Jan 7 2011
Amarin Corporation plc (Nasdaq: AMRN) (the "Company"), a clinical-stage biopharmaceutical company with a focus on cardiovascular disease, today announced that, in connection with its previously announced underwritten public offering of American Depositary Shares ("ADSs"), the underwriters of the offering have exercised in full their option to purchase up to an aggregate of 1,800,000 additional ADSs to cover over-allotments. The exercise of the over-allotment option increases the size of the offering to an aggregate of 13,800,000 ADSs at a public offering price of $7.60 per ADS. Amarin expects to receive from the offering net proceeds of approximately $100.2 million, after deducting underwriting discounts and commissions and other estimated offering expenses. The offering, including the purchase of the additional ADSs, is expected to close on or about January 11, 2011, subject to customary closing conditions.

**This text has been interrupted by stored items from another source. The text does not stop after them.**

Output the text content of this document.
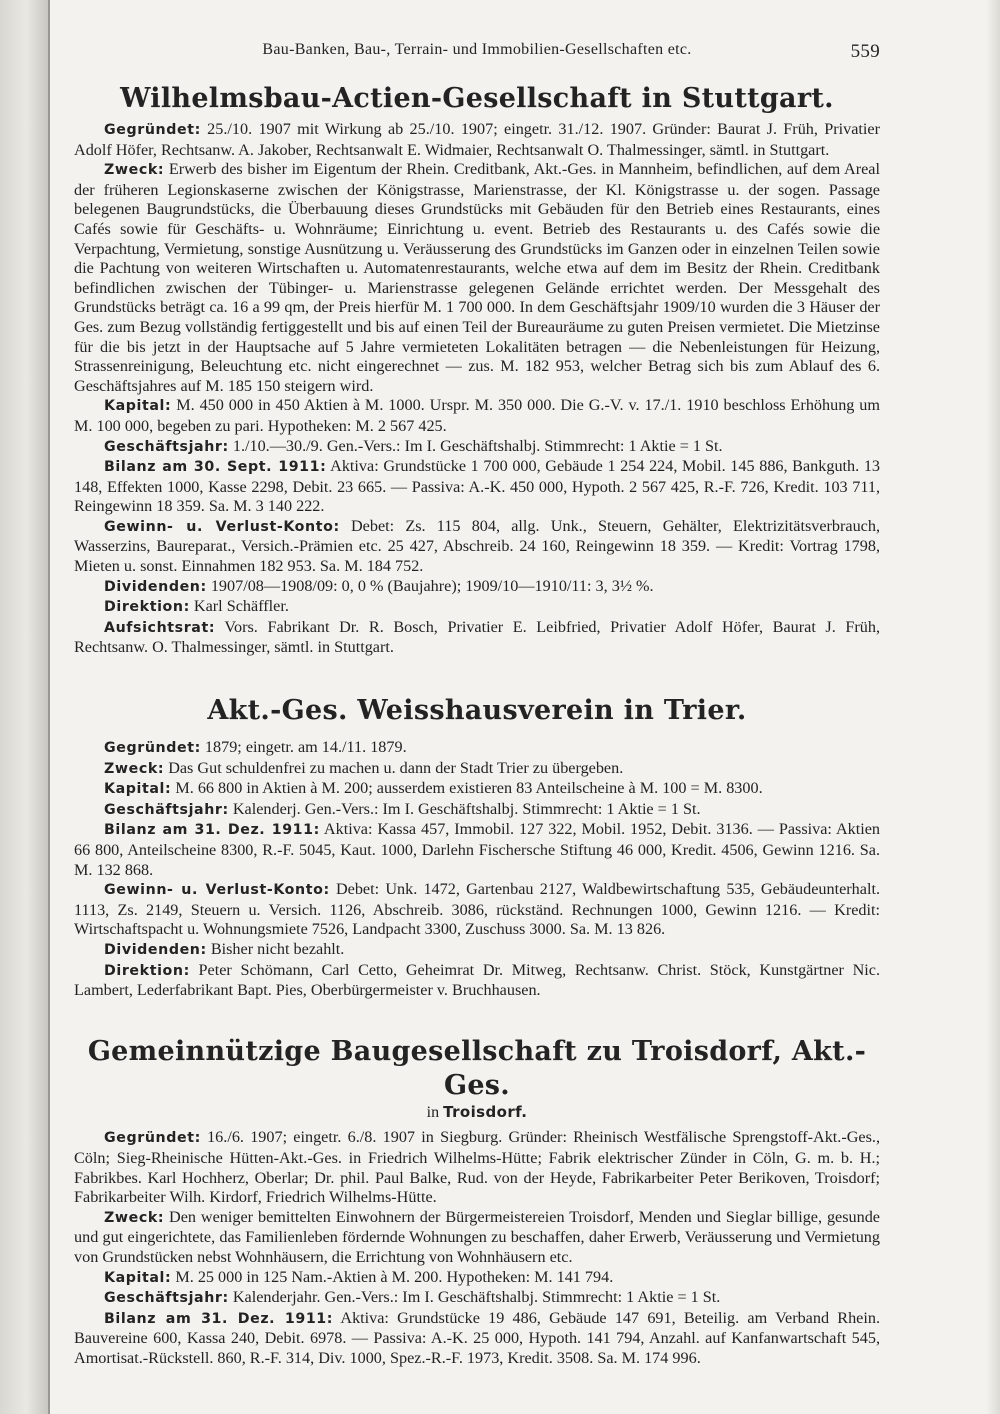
Bau-Banken, Bau-, Terrain- und Immobilien-Gesellschaften etc.	559
Wilhelmsbau-Actien-Gesellschaft in Stuttgart.

Gegründet: 25./10. 1907 mit Wirkung ab 25./10. 1907; eingetr. 31./12. 1907. Gründer: Baurat J. Früh, Privatier Adolf Höfer, Rechtsanw. A. Jakober, Rechtsanwalt E. Widmaier, Rechtsanwalt O. Thalmessinger, sämtl. in Stuttgart.

Zweck: Erwerb des bisher im Eigentum der Rhein. Creditbank, Akt.-Ges. in Mannheim, befindlichen, auf dem Areal der früheren Legionskaserne zwischen der Königstrasse, Marienstrasse, der Kl. Königstrasse u. der sogen. Passage belegenen Baugrundstücks, die Überbauung dieses Grundstücks mit Gebäuden für den Betrieb eines Restaurants, eines Cafés sowie für Geschäfts- u. Wohnräume; Einrichtung u. event. Betrieb des Restaurants u. des Cafés sowie die Verpachtung, Vermietung, sonstige Ausnützung u. Veräusserung des Grundstücks im Ganzen oder in einzelnen Teilen sowie die Pachtung von weiteren Wirtschaften u. Automatenrestaurants, welche etwa auf dem im Besitz der Rhein. Creditbank befindlichen zwischen der Tübinger- u. Marienstrasse gelegenen Gelände errichtet werden. Der Messgehalt des Grundstücks beträgt ca. 16 a 99 qm, der Preis hierfür M. 1 700 000. In dem Geschäftsjahr 1909/10 wurden die 3 Häuser der Ges. zum Bezug vollständig fertiggestellt und bis auf einen Teil der Bureauräume zu guten Preisen vermietet. Die Mietzinse für die bis jetzt in der Hauptsache auf 5 Jahre vermieteten Lokalitäten betragen — die Nebenleistungen für Heizung, Strassenreinigung, Beleuchtung etc. nicht eingerechnet — zus. M. 182 953, welcher Betrag sich bis zum Ablauf des 6. Geschäftsjahres auf M. 185 150 steigern wird.

Kapital: M. 450 000 in 450 Aktien à M. 1000. Urspr. M. 350 000. Die G.-V. v. 17./1. 1910 beschloss Erhöhung um M. 100 000, begeben zu pari. Hypotheken: M. 2 567 425.

Geschäftsjahr: 1./10.—30./9. Gen.-Vers.: Im I. Geschäftshalbj. Stimmrecht: 1 Aktie = 1 St.

Bilanz am 30. Sept. 1911: Aktiva: Grundstücke 1 700 000, Gebäude 1 254 224, Mobil. 145 886, Bankguth. 13 148, Effekten 1000, Kasse 2298, Debit. 23 665. — Passiva: A.-K. 450 000, Hypoth. 2 567 425, R.-F. 726, Kredit. 103 711, Reingewinn 18 359. Sa. M. 3 140 222.

Gewinn- u. Verlust-Konto: Debet: Zs. 115 804, allg. Unk., Steuern, Gehälter, Elektrizitätsverbrauch, Wasserzins, Baureparat., Versich.-Prämien etc. 25 427, Abschreib. 24 160, Reingewinn 18 359. — Kredit: Vortrag 1798, Mieten u. sonst. Einnahmen 182 953. Sa. M. 184 752.

Dividenden: 1907/08—1908/09: 0, 0 % (Baujahre); 1909/10—1910/11: 3, 3½ %.

Direktion: Karl Schäffler.

Aufsichtsrat: Vors. Fabrikant Dr. R. Bosch, Privatier E. Leibfried, Privatier Adolf Höfer, Baurat J. Früh, Rechtsanw. O. Thalmessinger, sämtl. in Stuttgart.

Akt.-Ges. Weisshausverein in Trier.

Gegründet: 1879; eingetr. am 14./11. 1879.

Zweck: Das Gut schuldenfrei zu machen u. dann der Stadt Trier zu übergeben.

Kapital: M. 66 800 in Aktien à M. 200; ausserdem existieren 83 Anteilscheine à M. 100 = M. 8300.

Geschäftsjahr: Kalenderj. Gen.-Vers.: Im I. Geschäftshalbj. Stimmrecht: 1 Aktie = 1 St.

Bilanz am 31. Dez. 1911: Aktiva: Kassa 457, Immobil. 127 322, Mobil. 1952, Debit. 3136. — Passiva: Aktien 66 800, Anteilscheine 8300, R.-F. 5045, Kaut. 1000, Darlehn Fischersche Stiftung 46 000, Kredit. 4506, Gewinn 1216. Sa. M. 132 868.

Gewinn- u. Verlust-Konto: Debet: Unk. 1472, Gartenbau 2127, Waldbewirtschaftung 535, Gebäudeunterhalt. 1113, Zs. 2149, Steuern u. Versich. 1126, Abschreib. 3086, rückständ. Rechnungen 1000, Gewinn 1216. — Kredit: Wirtschaftspacht u. Wohnungsmiete 7526, Landpacht 3300, Zuschuss 3000. Sa. M. 13 826.

Dividenden: Bisher nicht bezahlt.

Direktion: Peter Schömann, Carl Cetto, Geheimrat Dr. Mitweg, Rechtsanw. Christ. Stöck, Kunstgärtner Nic. Lambert, Lederfabrikant Bapt. Pies, Oberbürgermeister v. Bruchhausen.

Gemeinnützige Baugesellschaft zu Troisdorf, Akt.-Ges.
in Troisdorf.

Gegründet: 16./6. 1907; eingetr. 6./8. 1907 in Siegburg. Gründer: Rheinisch Westfälische Sprengstoff-Akt.-Ges., Cöln; Sieg-Rheinische Hütten-Akt.-Ges. in Friedrich Wilhelms-Hütte; Fabrik elektrischer Zünder in Cöln, G. m. b. H.; Fabrikbes. Karl Hochherz, Oberlar; Dr. phil. Paul Balke, Rud. von der Heyde, Fabrikarbeiter Peter Berikoven, Troisdorf; Fabrikarbeiter Wilh. Kirdorf, Friedrich Wilhelms-Hütte.

Zweck: Den weniger bemittelten Einwohnern der Bürgermeistereien Troisdorf, Menden und Sieglar billige, gesunde und gut eingerichtete, das Familienleben fördernde Wohnungen zu beschaffen, daher Erwerb, Veräusserung und Vermietung von Grundstücken nebst Wohnhäusern, die Errichtung von Wohnhäusern etc.

Kapital: M. 25 000 in 125 Nam.-Aktien à M. 200. Hypotheken: M. 141 794.

Geschäftsjahr: Kalenderjahr. Gen.-Vers.: Im I. Geschäftshalbj. Stimmrecht: 1 Aktie = 1 St.

Bilanz am 31. Dez. 1911: Aktiva: Grundstücke 19 486, Gebäude 147 691, Beteilig. am Verband Rhein. Bauvereine 600, Kassa 240, Debit. 6978. — Passiva: A.-K. 25 000, Hypoth. 141 794, Anzahl. auf Kanfanwartschaft 545, Amortisat.-Rückstell. 860, R.-F. 314, Div. 1000, Spez.-R.-F. 1973, Kredit. 3508. Sa. M. 174 996.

Jefferies & Company, Inc. and Leerink Swann LLC are acting as joint book-running managers in the offering, and Canaccord Genuity Inc. is acting as co-lead manager for the offering. Amarin anticipates using the net proceeds from the offering to prepare for the commercialization of AMR101, its filing of a New Drug Application and for working capital and general corporate purposes.
The securities described above are being offered by Amarin pursuant to a shelf registration statement previously filed with and declared effective by the Securities and Exchange Commission (the "SEC") on November 23, 2010. Copies of the base prospectus, preliminary prospectus supplement and related prospectuses relating to these securities may be obtained from Equity Syndicate Prospectus Department, Jefferies & Company, Inc., 520 Madison Avenue, 12th Floor, New York, NY, 10022, at 877-547-6340, and at [email protected]. Electronic copies of the base prospectus, preliminary prospectus supplement and related prospectuses for the offering are also available on the SEC's website, www.sec.gov.